The non-profit group National Resources Defense Council (NRDC) recently performed a battery of tests on the PS5 and Xbox, and its findings were as surprising as they were predictable. According to the organization, each console uses at least 160 watts of electricity while playing current-gen games. That is more than the last generation and, as pointed out by NRDC, "more power than the huge 60-inch TV [the console] might be connected to uses!" Add default settings such as "instant on," and Xbox Series X gamers in the US can expect to spend a total of around $1 billion powering these boxes through 2025.

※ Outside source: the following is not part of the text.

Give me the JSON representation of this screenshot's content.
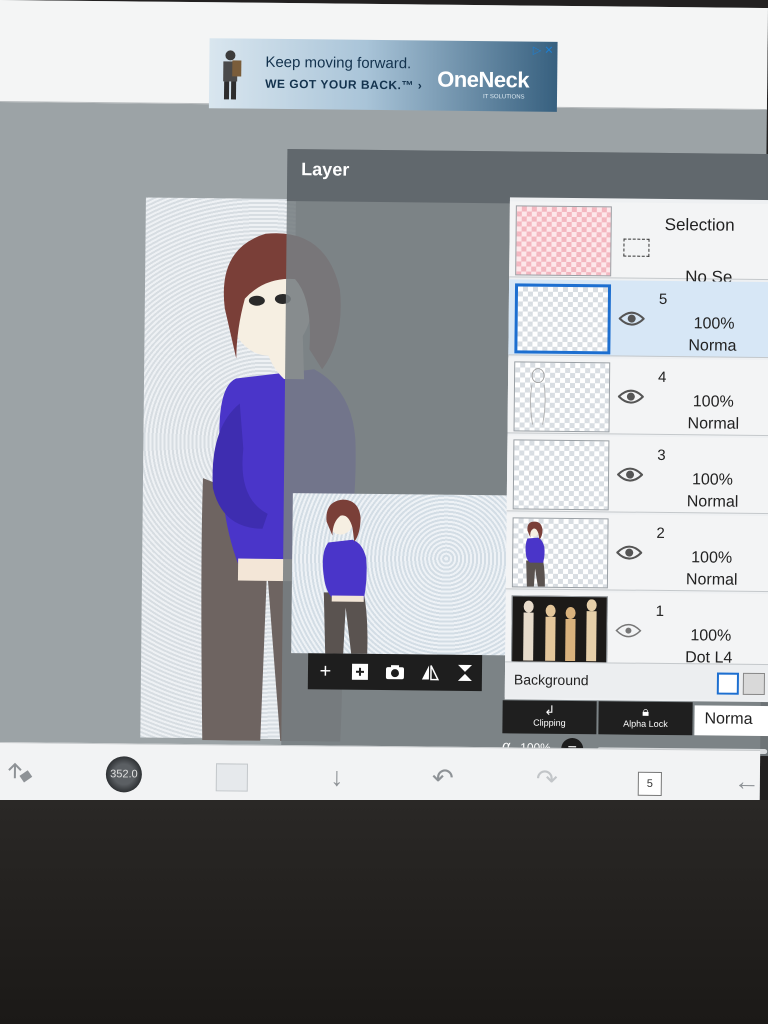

Of course, these calculations are dependent on numerous factors, namely what gamers do on their consoles. Older games designed for previous generations use less power, and even streaming can dictate the energy bill. Playing videos through built-in apps like Netflix and Hulu consume more energy than watching them through dedicated streaming devices.


Understandably, since the Xbox Series S is objectively weaker than its current-gen counterparts, the NRDC discovered it doesn't need as much electricity to fuel its performance. You might need to spend more money up front to bolster the Series S' storage space, but the console could save you more money in the long run thanks to lower electric bills.

According to the NRDC's calculations, gamers who keep their Series Xs in standby mode will collectively waste four billion kilowatt hours of electricity by the end of 2025. That's the same amount of energy produced by a large coal-burning plant within a year. More importantly, that's three million more tons of carbon dioxide you have to worry about.

However, the NRDC praised Sony for one key factor: the DualSense's battery. It might use some extra watts to charge, but it's more environmentally friendly than the Xbox's AA battery dependency.

If you want to minimize your console's contributions to your electric bill, the NRDC recommends you activate the device's "energy saving" mode and either turn it off after use or use its "auto power down" function. Your wallet will thank you, especially since you won't have to choose between buying more games to play and paying the electric bill so you can play games.